Their biggest pay-out so far…
But it’s not the only case the company have been forced to pay out for. Johnson and Johnson have made their biggest pay out so far over the powder’s link to cancer, awarding cancer sufferer Eva Echeverria, from Los Angeles, a staggering £324 million in damages.
Eva is said to have used talcum powder on a daily basis beginning since the 1950s, until she was diagnosed with ovarian cancer in 2007.
Eva’s lawyer, Mark Robinson, revealed at trial, “Mrs Echeverria is dying from this ovarian cancer and she said to me all she wanted to do was to help the other women throughout the whole country who have ovarian cancer for using Johnson & Johnson for 20 and 30 years,
“She really didn’t want sympathy.
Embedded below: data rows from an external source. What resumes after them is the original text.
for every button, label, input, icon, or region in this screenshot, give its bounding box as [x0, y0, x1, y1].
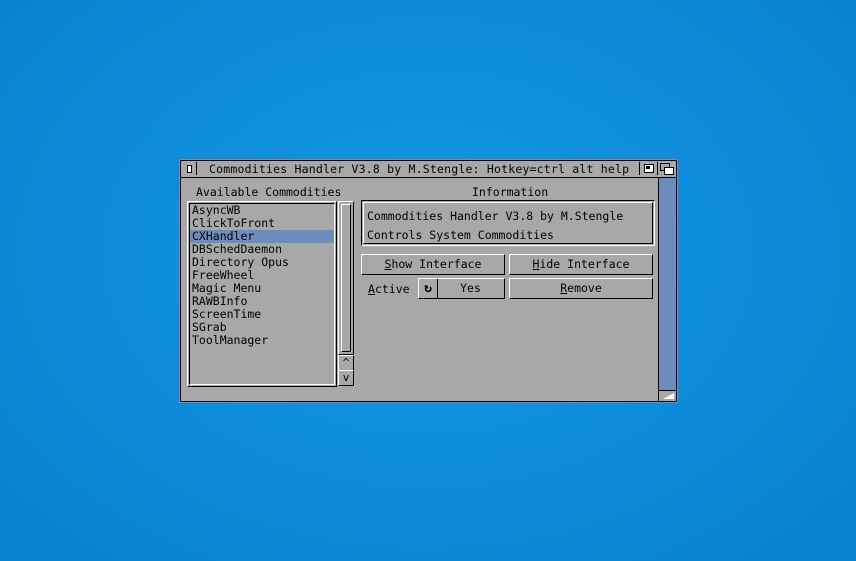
show-interface-label: how Interface [391, 257, 482, 271]
cycle-icon: ↻ [419, 279, 438, 298]
info-line-2: Controls System Commodities [367, 228, 554, 242]
information-box: Commodities Handler V3.8 by M.Stengle Co… [361, 200, 655, 246]
zoom-icon[interactable] [639, 162, 657, 175]
list-item[interactable]: ToolManager [190, 334, 334, 347]
scroll-up-icon[interactable]: ^ [338, 355, 354, 371]
scroll-knob[interactable] [341, 204, 351, 352]
show-interface-button[interactable]: Show Interface [361, 254, 505, 275]
active-value: Yes [460, 281, 481, 295]
remove-label: emove [567, 281, 602, 295]
active-accel: A [368, 282, 375, 296]
commodities-window: Commodities Handler V3.8 by M.Stengle: H… [180, 160, 677, 402]
active-label: Active [368, 282, 410, 296]
available-heading: Available Commodities [196, 185, 342, 199]
close-icon[interactable] [182, 162, 197, 175]
remove-button[interactable]: Remove [509, 278, 653, 299]
scroll-down-icon[interactable]: v [338, 370, 354, 386]
hide-interface-label: ide Interface [539, 257, 630, 271]
depth-icon[interactable] [657, 162, 675, 175]
hide-interface-button[interactable]: Hide Interface [509, 254, 653, 275]
information-heading: Information [472, 185, 549, 199]
list-scrollbar[interactable] [338, 201, 354, 355]
title-bar[interactable]: Commodities Handler V3.8 by M.Stengle: H… [181, 161, 676, 178]
right-border [658, 178, 676, 401]
active-cycle-button[interactable]: ↻ Yes [418, 278, 505, 299]
commodities-list[interactable]: AsyncWB ClickToFront CXHandler DBSchedDaemo… [187, 201, 337, 387]
list-items: AsyncWB ClickToFront CXHandler DBSchedDaemo… [189, 203, 335, 385]
window-title: Commodities Handler V3.8 by M.Stengle: H… [209, 162, 630, 176]
resize-icon[interactable] [658, 390, 676, 401]
info-line-1: Commodities Handler V3.8 by M.Stengle [367, 209, 624, 223]
active-label-text: ctive [374, 282, 410, 296]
She just wanted to get a message out to help these other women.”
So presumably there really is a link between the powder and cancer?
According to Dr Dillner, writing for The Guardian, “There is a plausible mechanism by which talc could promote cancer – by triggering long-term inflammation. But since ovarian cancer is uncommon, the use of talc will only raise a small risk by a smallish amount (up to a third).
He continued, “There are stronger risks for ovarian cancer, such as genetic abnormalities, hormone replacement therapy and being overweight. Studies do not show a relationship between the amount of talc used and the likelihood of ovarian cancer – if there was a strong link they would do.”
Dr Dillner summarised that it could be best to stay away, saying “But while talc may not be unsafe, a fluffy towel is safer. The popularity of talc is already waning and won’t be helped by more lawsuits.”